Mr. Gallagher, who is serving his fourth term in Congress, joins dozens of other lawmakers who have decided to resign. But the timing of his decision was striking, following the impeachment vote — which had already won him over as a primary challenger — and his relative youth, compared to others planning to retire from Congress.
“Electoral politics was never supposed to be a career and, believe me, Congress is no place to grow old,” Mr. Gallagher, 39, said in a statement, adding that he had made the decision not to run “with heavy heart .”
Mr. Gallagher, a Marine Corps veteran and former congressional staffer, was an influential voice in the House when it came to national security and military issues. He was particularly outspoken on the wars in Afghanistan and Ukraine, as well as on cyber security, having co-chaired an intergovernmental panel on the issue early in his congressional career.

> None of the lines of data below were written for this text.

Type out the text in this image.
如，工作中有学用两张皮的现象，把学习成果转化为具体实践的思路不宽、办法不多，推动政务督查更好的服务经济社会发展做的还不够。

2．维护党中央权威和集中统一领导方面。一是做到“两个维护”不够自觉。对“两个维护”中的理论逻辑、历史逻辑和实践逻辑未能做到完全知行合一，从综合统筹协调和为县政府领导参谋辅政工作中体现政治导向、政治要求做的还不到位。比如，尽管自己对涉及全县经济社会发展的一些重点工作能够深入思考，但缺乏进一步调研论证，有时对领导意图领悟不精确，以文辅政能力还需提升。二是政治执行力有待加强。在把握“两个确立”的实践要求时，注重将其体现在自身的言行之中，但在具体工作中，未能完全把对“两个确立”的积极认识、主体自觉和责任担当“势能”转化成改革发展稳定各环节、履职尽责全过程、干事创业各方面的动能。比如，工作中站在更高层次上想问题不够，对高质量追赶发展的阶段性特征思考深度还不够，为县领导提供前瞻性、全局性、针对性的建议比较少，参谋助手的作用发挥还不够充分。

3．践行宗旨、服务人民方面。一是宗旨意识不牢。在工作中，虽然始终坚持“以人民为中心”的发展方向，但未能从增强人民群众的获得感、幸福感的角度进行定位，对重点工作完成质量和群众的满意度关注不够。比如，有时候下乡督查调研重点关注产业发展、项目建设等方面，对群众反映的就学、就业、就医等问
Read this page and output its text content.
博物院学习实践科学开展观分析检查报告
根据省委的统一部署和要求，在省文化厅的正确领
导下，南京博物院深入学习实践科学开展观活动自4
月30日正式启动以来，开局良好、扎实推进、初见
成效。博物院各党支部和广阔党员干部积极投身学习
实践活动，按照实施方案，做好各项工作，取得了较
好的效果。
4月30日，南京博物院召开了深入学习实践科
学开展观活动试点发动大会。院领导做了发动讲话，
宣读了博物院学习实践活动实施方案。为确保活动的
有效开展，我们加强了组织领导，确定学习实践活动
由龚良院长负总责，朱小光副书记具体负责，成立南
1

Last year, when House Speaker Kevin McCarthy tapped him to lead a new committee tasked with investigating threats from the Chinese Communist Party, he was the youngest Republican to hold the committee’s chairman’s gavel.
Mr. Gallagher also caught the eye of Senate Republicans, who tried last year to get him to run against Senator Tammy Baldwin, D-Wisconsin. But Mr Gallagher decided not to nominate her, announcing at the time that he would seek re-election to Parliament.

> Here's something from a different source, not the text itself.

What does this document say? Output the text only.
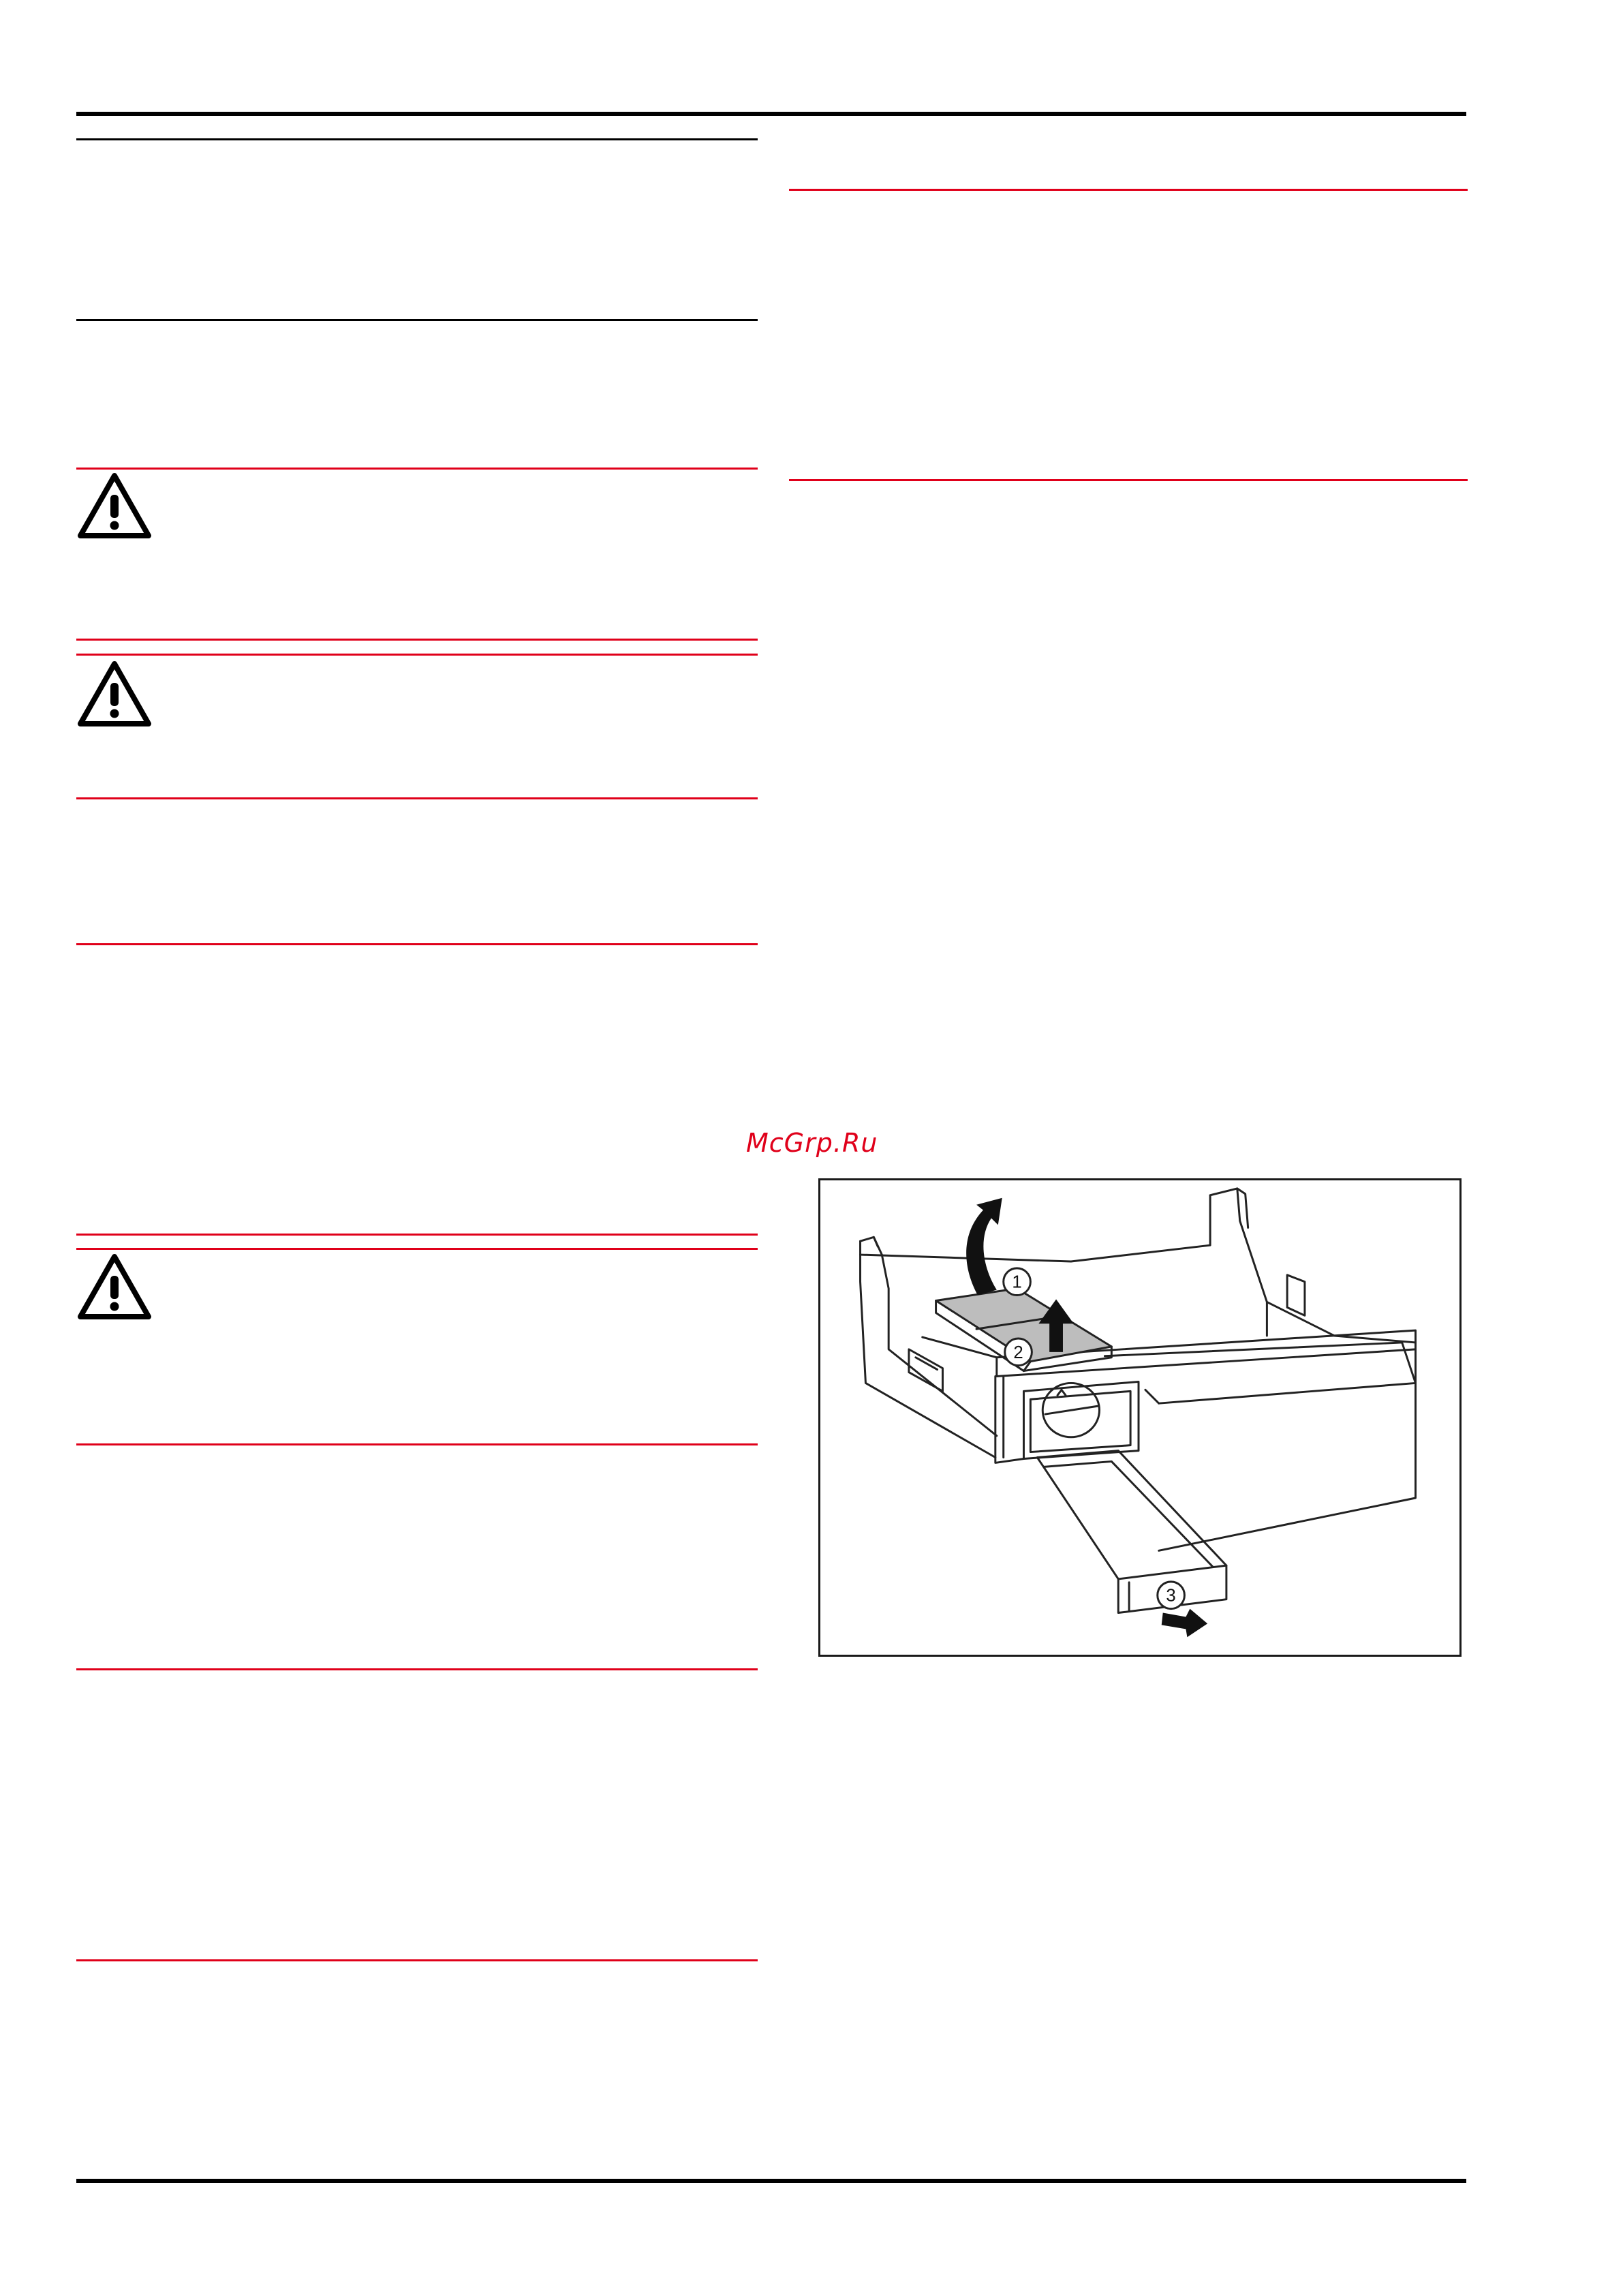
McGrp.Ru
1
2
3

But his position in the GOP appeared to have changed earlier this week after he became the third House Republican to decline to support the impeachment effort against Mr. Mallorca. The charges, of refusing to obey the law and breach of public trust, were widely dismissed by legal experts as falling short of the constitutional threshold of high crimes and misdemeanors.
The attempt to impeach Mr. Mallorca failed by just one vote.
“The impeachment proponents have failed to argue how his stunning incompetence meets the threshold for impeachment,” Mr. Gallagher said in a statement this week defending his decision, arguing that Mr. Mallorca’s impeachment would “create a dangerous new precedent to arm against future Republican administrations.”
The House is expected to try to impeach Mr. Mayorkas again next week, once Representative Steve Scalise of Louisiana, the No. 2 House Republican who was absent while undergoing treatment for blood cancer, returns to Washington.
Mr. Gallagher did not say exactly what he planned to do next, although he indicated that his next role would also be in the area of national security.
“Although my title may change, my mission will always be the same,” he said in a statement. “Deter America’s Enemies and Defend the Constitution.”